According to an earlier EY-Parthenon research, Transformation in Southeast Asia: Four archetypes of outperformers, this approach of delaying or stopping planned investments can be value destructive. In fact, the EY-Parthenon research found that companies that proactively undertook transformative actions as they worked through disruptions saw business outperformance compared to reactive transformers.
Sriram Changali, EY Asean Value Creation Leader says:
“Business leaders around the world and in Singapore indeed face a persistently complex business environment. However, while corporates may need to consider reshaping their business model or operations to deal with the disruptions, that does not necessarily mean stopping or delaying a business transformation initiative. In fact, EY-Parthenon research has shown that the reverse is true: during disruptions, companies that deepen their transformation efforts to manage the challenges actually also position the organizations optimally for long-term value creation.”

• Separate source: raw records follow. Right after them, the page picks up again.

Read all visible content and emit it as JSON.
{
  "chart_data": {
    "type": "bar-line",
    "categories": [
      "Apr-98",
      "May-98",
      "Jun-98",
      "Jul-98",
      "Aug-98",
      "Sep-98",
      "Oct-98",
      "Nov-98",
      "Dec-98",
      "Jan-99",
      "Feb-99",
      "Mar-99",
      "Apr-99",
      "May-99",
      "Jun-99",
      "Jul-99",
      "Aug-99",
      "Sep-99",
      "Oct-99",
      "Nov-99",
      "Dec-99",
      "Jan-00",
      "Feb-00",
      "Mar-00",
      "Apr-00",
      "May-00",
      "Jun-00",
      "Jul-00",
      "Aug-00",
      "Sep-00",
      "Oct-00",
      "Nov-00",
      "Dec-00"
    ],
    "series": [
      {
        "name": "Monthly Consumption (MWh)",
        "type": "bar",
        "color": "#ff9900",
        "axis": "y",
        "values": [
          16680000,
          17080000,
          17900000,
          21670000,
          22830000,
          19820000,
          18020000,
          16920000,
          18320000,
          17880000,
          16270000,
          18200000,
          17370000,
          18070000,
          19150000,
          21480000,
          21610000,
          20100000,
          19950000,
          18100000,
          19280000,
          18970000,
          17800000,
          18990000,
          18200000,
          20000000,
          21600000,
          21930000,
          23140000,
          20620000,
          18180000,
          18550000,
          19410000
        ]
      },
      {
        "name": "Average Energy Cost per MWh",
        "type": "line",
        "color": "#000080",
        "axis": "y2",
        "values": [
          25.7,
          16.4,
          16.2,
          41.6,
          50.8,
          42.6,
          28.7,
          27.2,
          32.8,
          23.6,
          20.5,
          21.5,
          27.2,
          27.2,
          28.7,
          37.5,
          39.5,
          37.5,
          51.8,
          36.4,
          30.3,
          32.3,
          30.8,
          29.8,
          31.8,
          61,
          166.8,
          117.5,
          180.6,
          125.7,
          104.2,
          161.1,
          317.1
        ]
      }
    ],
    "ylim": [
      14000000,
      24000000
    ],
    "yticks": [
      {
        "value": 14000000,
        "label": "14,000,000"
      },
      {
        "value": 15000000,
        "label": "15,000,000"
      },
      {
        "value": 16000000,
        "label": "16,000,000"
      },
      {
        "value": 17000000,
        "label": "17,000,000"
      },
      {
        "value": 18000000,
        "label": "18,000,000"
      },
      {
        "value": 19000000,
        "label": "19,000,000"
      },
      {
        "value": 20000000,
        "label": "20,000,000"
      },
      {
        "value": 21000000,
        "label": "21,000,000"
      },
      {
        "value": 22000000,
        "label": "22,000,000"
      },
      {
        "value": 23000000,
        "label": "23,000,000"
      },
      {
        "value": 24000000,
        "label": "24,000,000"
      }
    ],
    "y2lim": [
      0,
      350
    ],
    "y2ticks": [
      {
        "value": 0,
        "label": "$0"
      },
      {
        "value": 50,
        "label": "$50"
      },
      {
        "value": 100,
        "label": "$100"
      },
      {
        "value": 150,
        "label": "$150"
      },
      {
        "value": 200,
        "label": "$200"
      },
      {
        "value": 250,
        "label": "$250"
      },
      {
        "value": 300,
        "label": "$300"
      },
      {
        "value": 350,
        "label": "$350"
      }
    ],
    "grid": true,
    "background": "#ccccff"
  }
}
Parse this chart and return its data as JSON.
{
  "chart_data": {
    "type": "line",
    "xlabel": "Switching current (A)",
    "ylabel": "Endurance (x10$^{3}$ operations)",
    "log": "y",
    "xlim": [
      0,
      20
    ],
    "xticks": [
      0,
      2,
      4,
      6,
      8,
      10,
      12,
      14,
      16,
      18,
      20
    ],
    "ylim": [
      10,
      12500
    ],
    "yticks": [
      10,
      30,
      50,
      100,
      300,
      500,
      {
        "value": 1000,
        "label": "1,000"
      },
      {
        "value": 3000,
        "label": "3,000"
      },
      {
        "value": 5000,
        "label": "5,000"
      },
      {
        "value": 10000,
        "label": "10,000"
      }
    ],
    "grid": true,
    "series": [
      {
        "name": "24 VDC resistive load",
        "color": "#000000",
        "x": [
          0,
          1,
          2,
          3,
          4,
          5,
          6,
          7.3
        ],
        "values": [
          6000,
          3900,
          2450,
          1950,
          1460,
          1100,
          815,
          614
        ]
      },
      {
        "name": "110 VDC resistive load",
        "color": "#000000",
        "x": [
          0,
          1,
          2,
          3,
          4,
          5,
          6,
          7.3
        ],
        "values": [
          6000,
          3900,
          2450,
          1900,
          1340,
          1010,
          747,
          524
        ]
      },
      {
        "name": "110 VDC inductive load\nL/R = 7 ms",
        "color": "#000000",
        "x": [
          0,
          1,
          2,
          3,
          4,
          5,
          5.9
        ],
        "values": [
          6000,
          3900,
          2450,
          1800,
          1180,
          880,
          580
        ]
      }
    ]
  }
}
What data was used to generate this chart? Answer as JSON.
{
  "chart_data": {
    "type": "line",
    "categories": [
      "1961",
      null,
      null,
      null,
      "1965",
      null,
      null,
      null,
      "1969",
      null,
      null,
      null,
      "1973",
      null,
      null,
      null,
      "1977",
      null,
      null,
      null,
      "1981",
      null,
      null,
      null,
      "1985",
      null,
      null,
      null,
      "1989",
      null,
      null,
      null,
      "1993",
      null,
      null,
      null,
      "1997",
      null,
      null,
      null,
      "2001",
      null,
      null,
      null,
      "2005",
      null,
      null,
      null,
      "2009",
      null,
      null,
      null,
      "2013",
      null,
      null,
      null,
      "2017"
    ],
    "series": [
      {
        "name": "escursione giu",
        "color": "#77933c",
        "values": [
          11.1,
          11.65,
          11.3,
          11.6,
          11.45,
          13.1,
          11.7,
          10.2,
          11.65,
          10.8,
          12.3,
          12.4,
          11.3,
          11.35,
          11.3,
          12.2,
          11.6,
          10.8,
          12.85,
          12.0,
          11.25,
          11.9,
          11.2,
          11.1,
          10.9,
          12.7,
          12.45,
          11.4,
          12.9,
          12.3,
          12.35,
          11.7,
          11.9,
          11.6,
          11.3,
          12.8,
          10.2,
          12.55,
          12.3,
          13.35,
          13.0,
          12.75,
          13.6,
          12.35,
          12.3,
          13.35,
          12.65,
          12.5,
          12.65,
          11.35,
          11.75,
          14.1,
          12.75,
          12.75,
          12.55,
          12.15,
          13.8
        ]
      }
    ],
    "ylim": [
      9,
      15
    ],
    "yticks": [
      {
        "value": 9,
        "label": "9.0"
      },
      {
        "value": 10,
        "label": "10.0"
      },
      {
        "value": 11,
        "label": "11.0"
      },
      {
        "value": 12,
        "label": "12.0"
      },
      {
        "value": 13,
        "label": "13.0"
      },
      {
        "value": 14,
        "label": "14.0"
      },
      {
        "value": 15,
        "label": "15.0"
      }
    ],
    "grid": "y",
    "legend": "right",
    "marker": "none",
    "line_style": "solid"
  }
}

APAC and Singapore CEOs stay future-focused with plans for M&A
Despite the geopolitical and economic headwinds, the CEOs surveyed are not holding back on their investment plans, with a significant majority (APAC 66%, Singapore 76%) intending to increase capital investment versus just 13% in APAC and Singapore who plan to reduce.
Half (50%) of the surveyed CEOs in APAC (Singapore 67%) plan to pursue an acquisition in the next year while 42% of APAC respondents (Singapore 23%) plan to be active on all fronts, looking to acquire, divest and enter new joint ventures or strategic alliances. When it comes to their next transaction, more than a quarter (APAC 26%, Singapore 33%) of respondents said that this will be driven by the need to invest in an early-stage business to enhance their existing portfolio and access new talent, and 17% of APAC respondents (Singapore 13%) said that they will look to acquire a business in an adjacent sector to open new growth avenues.
Andre Toh, EY Asean Valuation, Modelling and Economics Leader says:
“With the rising interest and inflation rates, companies are seeing that debt and capital will become more expensive. On the same note, valuations will be more favorable, which is good news for companies that are looking to acquire.”
“In Southeast Asia, a significant proportion of businesses are conglomerates. This is an opportune time to ‘right size’ the organization. There are still substantial amounts of dry powder available, and investors are seeking the right assets to place their dollar on. These means that companies in Singapore and Southeast Asia should leverage this opportunity to divest non-core assets to build up their capital and focus on and acquire businesses that can enhance the value of the broader organization.”